Just to make sure: “Nobody died, right?”
“Not that I heard about.” Then he knew she was laughing. “Somebody wants to talk to you,” Gia said, and Delfina took over the phone.
Visiting over at Evelyn’s, Delfina said, had been fun.
“Evelyn gave me juice and cookies, and we talked about lots of stuff.”
“What kind of stuff?”
“Well, she had pictures, and I asked about them. One was of her house where she grew up. With her daddy and her mom when Evelyn was a teenager.”
The picture, Robert recalled. The studio limo driver with his wife and teenage daughter.

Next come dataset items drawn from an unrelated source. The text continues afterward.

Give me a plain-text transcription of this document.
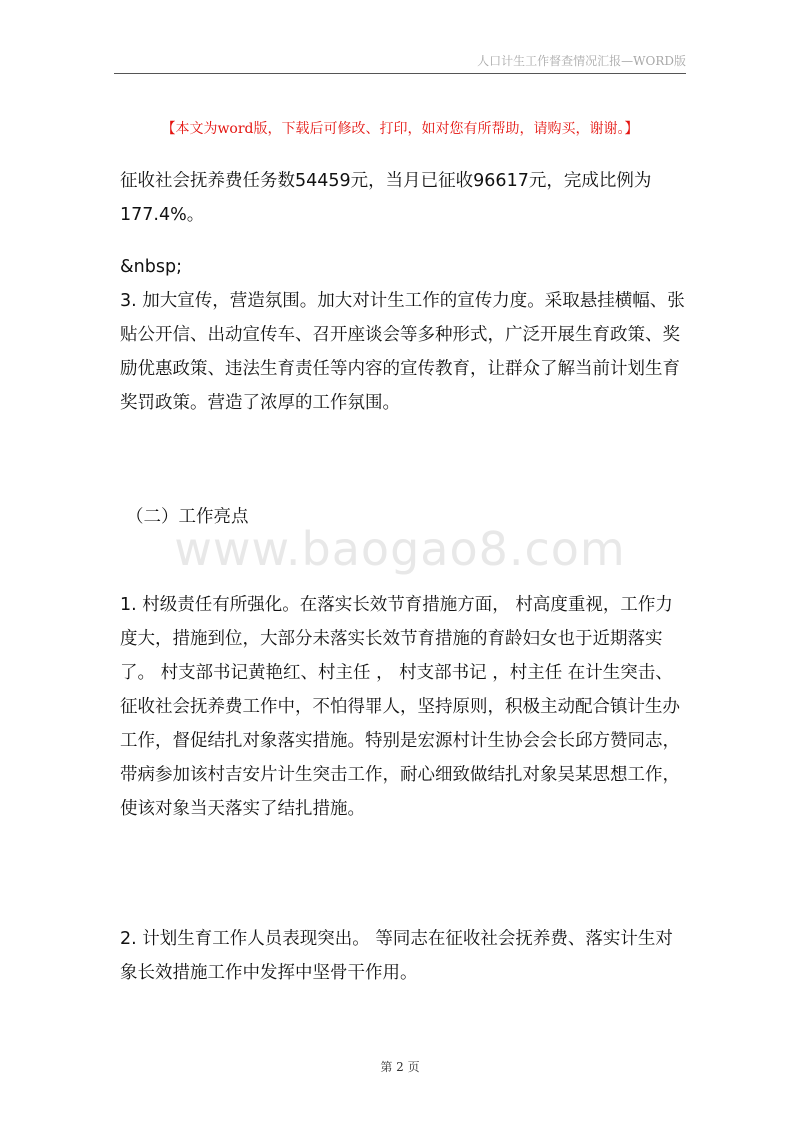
人口计生工作督查情况汇报—WORD版
【本文为word版，下载后可修改、打印，如对您有所帮助，请购买，谢谢。】
www.baogao8.com

征收社会抚养费任务数54459元，当月已征收96617元，完成比例为177.4%。

&nbsp;

3. 加大宣传，营造氛围。加大对计生工作的宣传力度。采取悬挂横幅、张贴公开信、出动宣传车、召开座谈会等多种形式，广泛开展生育政策、奖励优惠政策、违法生育责任等内容的宣传教育，让群众了解当前计划生育奖罚政策。营造了浓厚的工作氛围。

（二）工作亮点

1. 村级责任有所强化。在落实长效节育措施方面， 村高度重视，工作力度大，措施到位，大部分未落实长效节育措施的育龄妇女也于近期落实了。 村支部书记黄艳红、村主任 ， 村支部书记 ，村主任 在计生突击、征收社会抚养费工作中，不怕得罪人，坚持原则，积极主动配合镇计生办工作，督促结扎对象落实措施。特别是宏源村计生协会会长邱方赞同志，带病参加该村吉安片计生突击工作，耐心细致做结扎对象吴某思想工作，使该对象当天落实了结扎措施。

2. 计划生育工作人员表现突出。 等同志在征收社会抚养费、落实计生对象长效措施工作中发挥中坚骨干作用。

第 2 页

“And then Evelyn and just her daddy when he was real old. He was smiling, and they were standing in front of their house, but it wasn’t their house anymore.”
He recalled Evelyn’s father, his demented smile.
Delfina told him, “Evelyn dated a movie star, and he was so handsome.”
“Chet Jordan,” he said. “He was a real big star.”
“Like Dwayne Johnson?”
The Rock? More like Cary Grant.
“Just like Dwayne Johnson,” he said.
“Evelyn said he was real rich but not happy because he was broken inside. He looked sad in the picture with her.”
After that, they’d taken out Evelyn’s trash, and she’d let Delfina use the garage door opener to raise her garage door.
“Evelyn calls it a clicker; it was so fun,” she said.
She asked about his camping supplies.
“I ate some of the trail mix, but a bear ate most of it because he was hungry.”
“Oso Polar!”
“Yes, and we used your sunscreen and the insect repellent. That was very thoughtful of you, Delfina. We really needed it, especially Mr. Jacobson.”
“I know. He’s so white. Do you still have my rock?” she asked.